Guernsey Press

Social security system overhaul would help those on £50k or less

AN OVERHAUL of the island’s social security contributions should generally see islanders earning under £50,000 paying less, and those earning above £50,000 paying more.

Published
(Picture By Peter Frankland, 29834684)

The tax review found that there was inequity in the existing social security system because people are charged at different rates and on a different basis.

Currently there are four different categories of people under the system – employed, self-employed, unemployed, and pensioners – who all pay at different rates.

The system is considered to be very complex, with a wide disparity of thousands of pounds for those on similar incomes but in different categories.

The self-employed are typically hardest hit.

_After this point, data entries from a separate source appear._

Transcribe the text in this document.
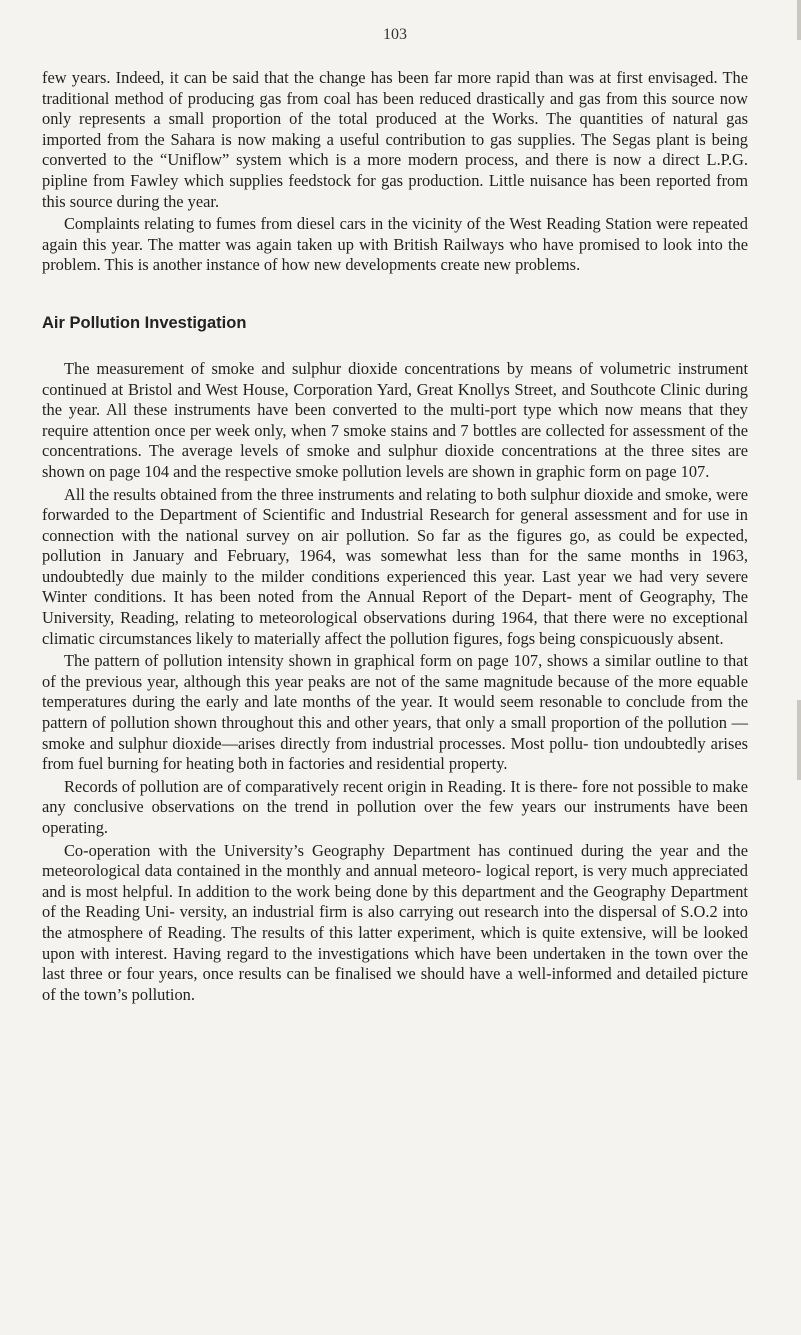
103

few years. Indeed, it can be said that the change has been far more rapid than was at first envisaged. The traditional method of producing gas from coal has been reduced drastically and gas from this source now only represents a small proportion of the total produced at the Works. The quantities of natural gas imported from the Sahara is now making a useful contribution to gas supplies. The Segas plant is being converted to the “Uniflow” system which is a more modern process, and there is now a direct L.P.G. pipline from Fawley which supplies feedstock for gas production. Little nuisance has been reported from this source during the year.

Complaints relating to fumes from diesel cars in the vicinity of the West Reading Station were repeated again this year. The matter was again taken up with British Railways who have promised to look into the problem. This is another instance of how new developments create new problems.

Air Pollution Investigation

The measurement of smoke and sulphur dioxide concentrations by means of volumetric instrument continued at Bristol and West House, Corporation Yard, Great Knollys Street, and Southcote Clinic during the year. All these instruments have been converted to the multi-port type which now means that they require attention once per week only, when 7 smoke stains and 7 bottles are collected for assessment of the concentrations. The average levels of smoke and sulphur dioxide concentrations at the three sites are shown on page 104 and the respective smoke pollution levels are shown in graphic form on page 107.

All the results obtained from the three instruments and relating to both sulphur dioxide and smoke, were forwarded to the Department of Scientific and Industrial Research for general assessment and for use in connection with the national survey on air pollution. So far as the figures go, as could be expected, pollution in January and February, 1964, was somewhat less than for the same months in 1963, undoubtedly due mainly to the milder conditions experienced this year. Last year we had very severe Winter conditions. It has been noted from the Annual Report of the Depart- ment of Geography, The University, Reading, relating to meteorological observations during 1964, that there were no exceptional climatic circumstances likely to materially affect the pollution figures, fogs being conspicuously absent.

The pattern of pollution intensity shown in graphical form on page 107, shows a similar outline to that of the previous year, although this year peaks are not of the same magnitude because of the more equable temperatures during the early and late months of the year. It would seem resonable to conclude from the pattern of pollution shown throughout this and other years, that only a small proportion of the pollution —smoke and sulphur dioxide—arises directly from industrial processes. Most pollu- tion undoubtedly arises from fuel burning for heating both in factories and residential property.

Records of pollution are of comparatively recent origin in Reading. It is there- fore not possible to make any conclusive observations on the trend in pollution over the few years our instruments have been operating.

Co-operation with the University’s Geography Department has continued during the year and the meteorological data contained in the monthly and annual meteoro- logical report, is very much appreciated and is most helpful. In addition to the work being done by this department and the Geography Department of the Reading Uni- versity, an industrial firm is also carrying out research into the dispersal of S.O.2 into the atmosphere of Reading. The results of this latter experiment, which is quite extensive, will be looked upon with interest. Having regard to the investigations which have been undertaken in the town over the last three or four years, once results can be finalised we should have a well-informed and detailed picture of the town’s pollution.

A proposal emerging from the tax review is that everyone, except pensioners, should pay a personal contribution at the same rate so that the system is simpler, easier to administer, and can be made more progressive.

All contributors would get an allowance, and personal contributions would be assessed on all income.

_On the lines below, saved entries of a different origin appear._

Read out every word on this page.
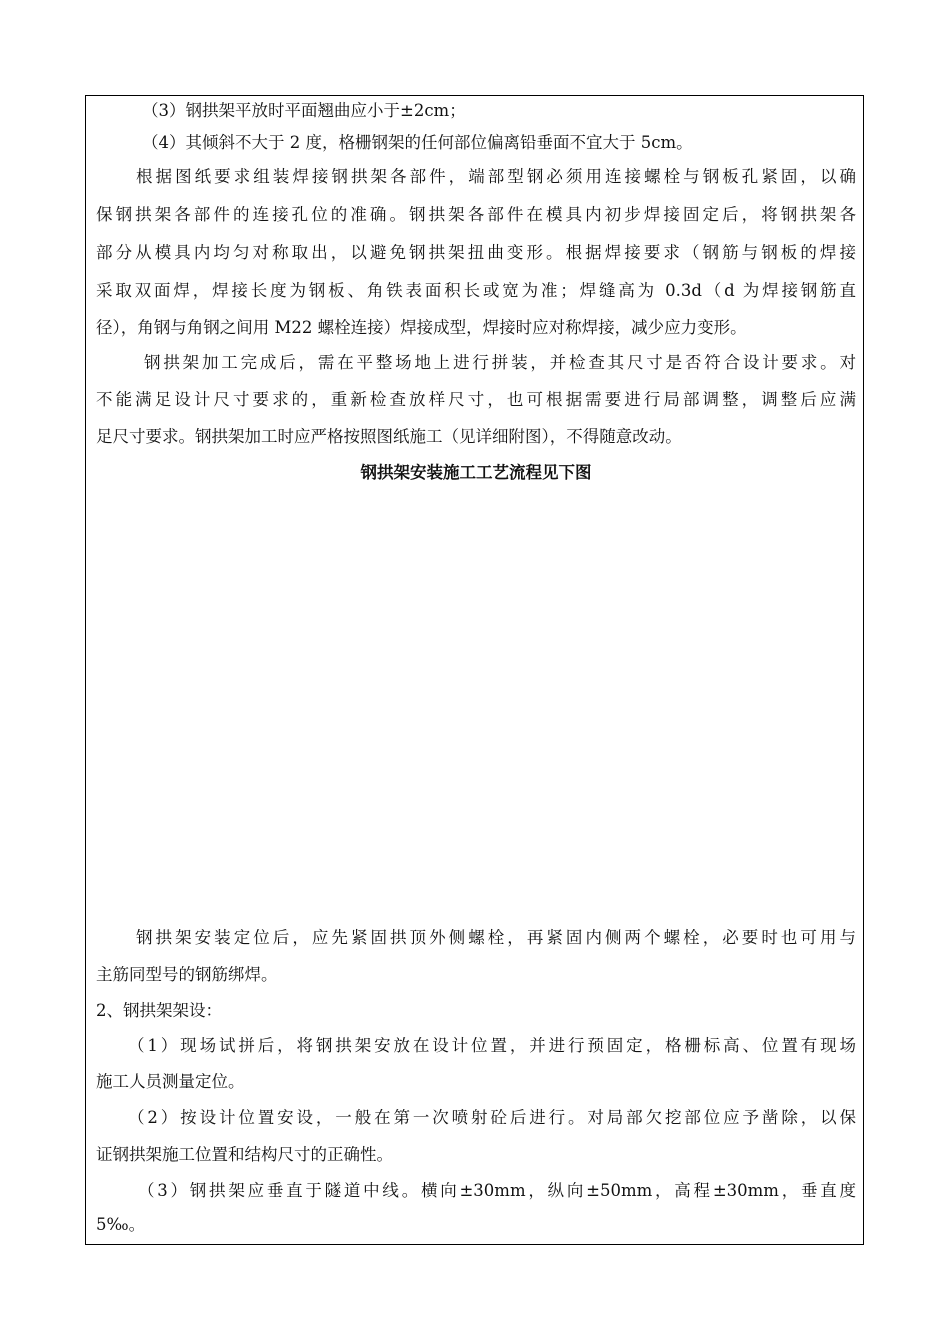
（3）钢拱架平放时平面翘曲应小于±2cm；
（4）其倾斜不大于 2 度，格栅钢架的任何部位偏离铅垂面不宜大于 5cm。
根据图纸要求组装焊接钢拱架各部件，端部型钢必须用连接螺栓与钢板孔紧固，以确
保钢拱架各部件的连接孔位的准确。钢拱架各部件在模具内初步焊接固定后，将钢拱架各
部分从模具内均匀对称取出，以避免钢拱架扭曲变形。根据焊接要求（钢筋与钢板的焊接
采取双面焊，焊接长度为钢板、角铁表面积长或宽为准；焊缝高为 0.3d（d 为焊接钢筋直
径），角钢与角钢之间用 M22 螺栓连接）焊接成型，焊接时应对称焊接，减少应力变形。
钢拱架加工完成后，需在平整场地上进行拼装，并检查其尺寸是否符合设计要求。对
不能满足设计尺寸要求的，重新检查放样尺寸，也可根据需要进行局部调整，调整后应满
足尺寸要求。钢拱架加工时应严格按照图纸施工（见详细附图），不得随意改动。
钢拱架安装施工工艺流程见下图
钢拱架安装定位后，应先紧固拱顶外侧螺栓，再紧固内侧两个螺栓，必要时也可用与
主筋同型号的钢筋绑焊。
2、钢拱架架设：
（1）现场试拼后，将钢拱架安放在设计位置，并进行预固定，格栅标高、位置有现场
施工人员测量定位。
（2）按设计位置安设，一般在第一次喷射砼后进行。对局部欠挖部位应予凿除，以保
证钢拱架施工位置和结构尺寸的正确性。
（3）钢拱架应垂直于隧道中线。横向±30mm，纵向±50mm，高程±30mm，垂直度
5‰。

Employers would continue to pay on earned income only, and the self-employed would pay a reduced ‘employers’ rate on their self-employed income only.

The proposed restructure also includes the removal of the upper earnings limit for employers.

This limit in Guernsey is currently set at £153,000.

In Jersey, employers pay a 2.5% rate on earnings between £50,000 and £250,000, and in the UK there is no limit on employer contributions.

Under each of the three options put forward from the tax review, social security contributions would generate more revenue, but to a varying amount.

Under option one with an income-based health tax, social security contributions would provide an extra £20m.

With option two, an 8% goods and services tax, the figure would be £2m.

And with option three, a 5% GST, social security contributions would collect an extra £17m.

Money from paid parking would be ‘inconsequential’

PAID parking has been considered and rejected as part of the States tax review because it was considered ‘inconsequential’ to the overall picture.

‘The example that the States treasurer gave was that if we were to try and raise £70m. to £75m. out of cuts that would represent getting rid of every single committee of the States, bar Education and Health,’ said Deputy Mark Helyar.

‘We can’t pay for that with paid parking, it’s just not possible, it’s peanuts in comparison.

‘Paid parking is a behavioural tax to discourage people from driving and that kind of tax naturally diminishes over time as behaviours alter, so it wouldn’t even begin to touch the sides.’